We were very excited today to visit Farmlet, a little family’s rural holdings. I first learned of Farmlet through Rebecca’s blog a couple of years ago when we were looking at properties in this area. I’ve enjoyed following the details of life of this rural block, so visiting the property and meeting Rebecca and Kevin Flaherty and their two boys was a extension of the affection that I’ve felt for them as I’ve followed their lives online.

Lauren and Rebecca, May 2011
It was lovely to meet Rebecca after reading her prose for so many years!

Kevin works late during the night to research and maintain his own news/analysis/conspiracies website which attracts the family’s primary income, so he was still asleep when we arrived in the late morning. Rebecca is a gracious host and showed us around Farmlet, explaining many of the practices they’re using to grow their own food and create a level of self-sufficiency.

David and Rebecca at Farmlet, May 2011
Sections of the chook run are temporarily inaccessible to the chooks and serve as the vegie gardens.

I was interested and pleased to note that Rebecca’s using the same type of system we set up at home to rotate the vegetable garden beds with a scratching/fertilising chook run. Of course, ours is on a much smaller scale, but the principle is the same.

Over the last five years, Rebecca and Kevin have learned a lot about farming practices. They’ve adjusted their expectations and changed their methods as they’ve faced the reality of their soil’s potential and the time they need for which to improve Farmlet.

Farmlet, May 2011
We loved seeing the inside of the Flahertys' shed house. We've always been fascinated with the idea of modifying a shed into a comfortable house.

Playing at Farmlet, May 2011
The girls enjoyed playing with the toys. I was impressed by how well the interior of the shed was finished.
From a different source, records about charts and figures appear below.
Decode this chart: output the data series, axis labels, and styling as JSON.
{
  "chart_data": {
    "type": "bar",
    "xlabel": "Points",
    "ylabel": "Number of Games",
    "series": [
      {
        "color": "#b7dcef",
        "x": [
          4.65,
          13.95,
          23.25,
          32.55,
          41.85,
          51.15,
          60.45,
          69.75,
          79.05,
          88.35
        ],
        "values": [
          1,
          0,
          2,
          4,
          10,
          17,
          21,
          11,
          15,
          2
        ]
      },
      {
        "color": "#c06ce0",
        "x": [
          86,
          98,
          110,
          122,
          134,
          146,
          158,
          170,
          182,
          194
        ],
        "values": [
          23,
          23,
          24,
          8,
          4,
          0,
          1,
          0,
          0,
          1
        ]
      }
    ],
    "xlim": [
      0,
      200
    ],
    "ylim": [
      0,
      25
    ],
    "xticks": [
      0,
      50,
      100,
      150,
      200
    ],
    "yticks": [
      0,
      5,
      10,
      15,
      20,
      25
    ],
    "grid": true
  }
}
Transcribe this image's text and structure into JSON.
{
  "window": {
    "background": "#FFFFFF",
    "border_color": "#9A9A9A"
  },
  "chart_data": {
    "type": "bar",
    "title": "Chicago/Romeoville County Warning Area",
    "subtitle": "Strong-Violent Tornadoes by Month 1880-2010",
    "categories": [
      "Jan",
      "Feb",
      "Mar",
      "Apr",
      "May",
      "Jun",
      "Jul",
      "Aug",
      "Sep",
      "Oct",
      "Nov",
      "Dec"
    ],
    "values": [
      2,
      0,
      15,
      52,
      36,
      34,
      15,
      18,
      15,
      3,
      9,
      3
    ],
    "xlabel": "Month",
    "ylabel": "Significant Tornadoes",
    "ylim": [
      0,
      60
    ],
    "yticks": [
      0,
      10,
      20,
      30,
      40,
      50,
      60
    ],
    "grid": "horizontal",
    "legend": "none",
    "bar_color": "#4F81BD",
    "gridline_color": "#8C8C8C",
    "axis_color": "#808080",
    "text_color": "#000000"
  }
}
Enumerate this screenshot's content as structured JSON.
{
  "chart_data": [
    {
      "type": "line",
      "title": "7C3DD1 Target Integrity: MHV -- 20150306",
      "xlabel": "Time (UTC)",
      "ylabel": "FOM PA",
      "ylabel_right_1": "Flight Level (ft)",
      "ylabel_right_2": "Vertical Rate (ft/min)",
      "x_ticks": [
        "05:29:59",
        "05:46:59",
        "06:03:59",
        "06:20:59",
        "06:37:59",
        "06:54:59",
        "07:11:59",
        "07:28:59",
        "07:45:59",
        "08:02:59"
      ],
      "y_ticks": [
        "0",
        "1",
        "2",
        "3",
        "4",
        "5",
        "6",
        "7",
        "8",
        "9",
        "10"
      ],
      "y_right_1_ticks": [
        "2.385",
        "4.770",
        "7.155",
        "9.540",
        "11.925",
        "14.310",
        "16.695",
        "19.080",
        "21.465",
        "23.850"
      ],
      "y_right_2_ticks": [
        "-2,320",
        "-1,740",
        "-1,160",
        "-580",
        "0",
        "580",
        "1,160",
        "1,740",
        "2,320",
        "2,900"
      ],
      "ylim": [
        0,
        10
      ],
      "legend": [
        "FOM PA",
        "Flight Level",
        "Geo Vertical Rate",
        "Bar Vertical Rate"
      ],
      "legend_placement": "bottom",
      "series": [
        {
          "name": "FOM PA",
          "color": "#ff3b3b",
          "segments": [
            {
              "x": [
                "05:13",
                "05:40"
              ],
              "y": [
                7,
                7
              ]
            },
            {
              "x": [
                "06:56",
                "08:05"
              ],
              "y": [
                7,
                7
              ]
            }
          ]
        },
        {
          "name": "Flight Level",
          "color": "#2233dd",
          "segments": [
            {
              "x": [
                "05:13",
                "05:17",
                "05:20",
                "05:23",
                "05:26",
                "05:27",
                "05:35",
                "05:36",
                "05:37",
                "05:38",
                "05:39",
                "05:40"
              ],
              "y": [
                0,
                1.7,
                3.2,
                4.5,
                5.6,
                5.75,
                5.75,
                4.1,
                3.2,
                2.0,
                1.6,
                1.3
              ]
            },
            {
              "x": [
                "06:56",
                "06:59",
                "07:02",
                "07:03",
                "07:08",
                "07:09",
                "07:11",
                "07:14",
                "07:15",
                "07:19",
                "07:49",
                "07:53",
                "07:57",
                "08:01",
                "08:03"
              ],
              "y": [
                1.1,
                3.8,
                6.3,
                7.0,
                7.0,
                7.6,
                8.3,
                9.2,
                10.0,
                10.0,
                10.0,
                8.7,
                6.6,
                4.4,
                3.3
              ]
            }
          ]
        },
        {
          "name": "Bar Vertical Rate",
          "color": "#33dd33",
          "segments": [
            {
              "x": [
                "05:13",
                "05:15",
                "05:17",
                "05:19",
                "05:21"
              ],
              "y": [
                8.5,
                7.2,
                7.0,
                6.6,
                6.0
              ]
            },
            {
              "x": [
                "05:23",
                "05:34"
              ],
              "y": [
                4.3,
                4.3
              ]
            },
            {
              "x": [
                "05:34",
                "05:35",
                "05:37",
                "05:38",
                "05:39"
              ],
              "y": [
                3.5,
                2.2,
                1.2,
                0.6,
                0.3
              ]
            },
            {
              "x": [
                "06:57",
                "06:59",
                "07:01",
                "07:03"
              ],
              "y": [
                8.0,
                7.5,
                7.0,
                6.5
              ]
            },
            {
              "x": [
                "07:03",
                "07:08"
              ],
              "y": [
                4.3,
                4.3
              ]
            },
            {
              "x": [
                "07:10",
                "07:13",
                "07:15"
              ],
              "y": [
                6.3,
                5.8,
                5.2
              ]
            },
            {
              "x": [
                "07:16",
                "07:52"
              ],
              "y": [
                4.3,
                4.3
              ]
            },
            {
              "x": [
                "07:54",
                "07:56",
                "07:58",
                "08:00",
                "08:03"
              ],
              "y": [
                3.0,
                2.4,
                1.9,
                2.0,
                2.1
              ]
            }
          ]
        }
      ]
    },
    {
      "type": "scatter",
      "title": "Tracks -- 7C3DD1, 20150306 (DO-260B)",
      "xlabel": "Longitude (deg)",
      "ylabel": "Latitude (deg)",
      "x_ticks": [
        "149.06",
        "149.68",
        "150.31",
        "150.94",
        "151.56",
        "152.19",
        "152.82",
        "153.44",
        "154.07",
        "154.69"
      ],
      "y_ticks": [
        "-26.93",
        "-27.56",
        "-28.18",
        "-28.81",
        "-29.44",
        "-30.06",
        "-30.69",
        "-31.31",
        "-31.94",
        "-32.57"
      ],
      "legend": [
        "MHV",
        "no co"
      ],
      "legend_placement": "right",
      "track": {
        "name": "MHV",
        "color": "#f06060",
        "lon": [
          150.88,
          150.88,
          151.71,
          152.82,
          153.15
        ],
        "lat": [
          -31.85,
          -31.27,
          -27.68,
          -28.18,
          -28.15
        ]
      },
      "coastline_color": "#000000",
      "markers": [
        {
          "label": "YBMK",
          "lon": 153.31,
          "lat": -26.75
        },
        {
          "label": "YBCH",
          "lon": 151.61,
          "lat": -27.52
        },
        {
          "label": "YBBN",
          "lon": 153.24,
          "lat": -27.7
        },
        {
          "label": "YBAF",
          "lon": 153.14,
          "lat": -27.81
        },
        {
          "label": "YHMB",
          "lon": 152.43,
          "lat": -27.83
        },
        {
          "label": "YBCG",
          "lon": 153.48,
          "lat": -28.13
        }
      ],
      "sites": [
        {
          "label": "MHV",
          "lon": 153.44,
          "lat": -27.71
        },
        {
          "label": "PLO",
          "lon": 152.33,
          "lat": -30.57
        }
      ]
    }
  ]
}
When luchtime approached and the kids started getting hungry, we pooled resources to feed everyone. David took up his familiar position in the kitchen, turning out a plentiful supply of chappatis with tomatoes and cheese. Rebeca hadn’t thought about making chappatis before, so we were able to show her how it’s done. In turn, she introduced us to her homemade kefir and sauerkraut.

Girls eating at Farmlet, May 2011
Rebecca cut up some lovely, sweet carrots and mandarins to share for lunch. She also introduced us to her fabulous homemade sauerkraut.

David making chappatis at Farmlet, May 2011
Since we've been travelling around, David has worked in dozens of different kitchens to feed us and our hosts.

By the afternoon, Rebecca’s 3yo son Owen had warmed up enough to play with our girls. They had a terrific time on his riding toys — he and Calista pushed each other on the tricycle before they all piled into Owen’s electric car for a hoon at the top of the driveway.

3yo Calista and Owen, May 2011
The two three-year-olds were the first to connect.

Owen with Calista, Brioni and Aisha, May 2011
The kids thought riding in the car was hilarious! I can see a future when Owen ends up with a trio of laughing young women in his real Jeep!

Before we left, we had a chance to meet Kevin who emerged from the bedroom briefly before going back to work in his home office. He puts industrial ear mufflers over his ears to block out the domestic noises when he needs to concentrate.

After leaving Farmlet, we were thankful that we could go and see what the Flahertys’ real life situation was like when compared to their online presence. I often wonder how much the whole picture of who we are is received and understood by our readers. The fullness of how wonderful and exciting our adventures and relationships are is difficult to convey, but I endeavour to do that here on this blog!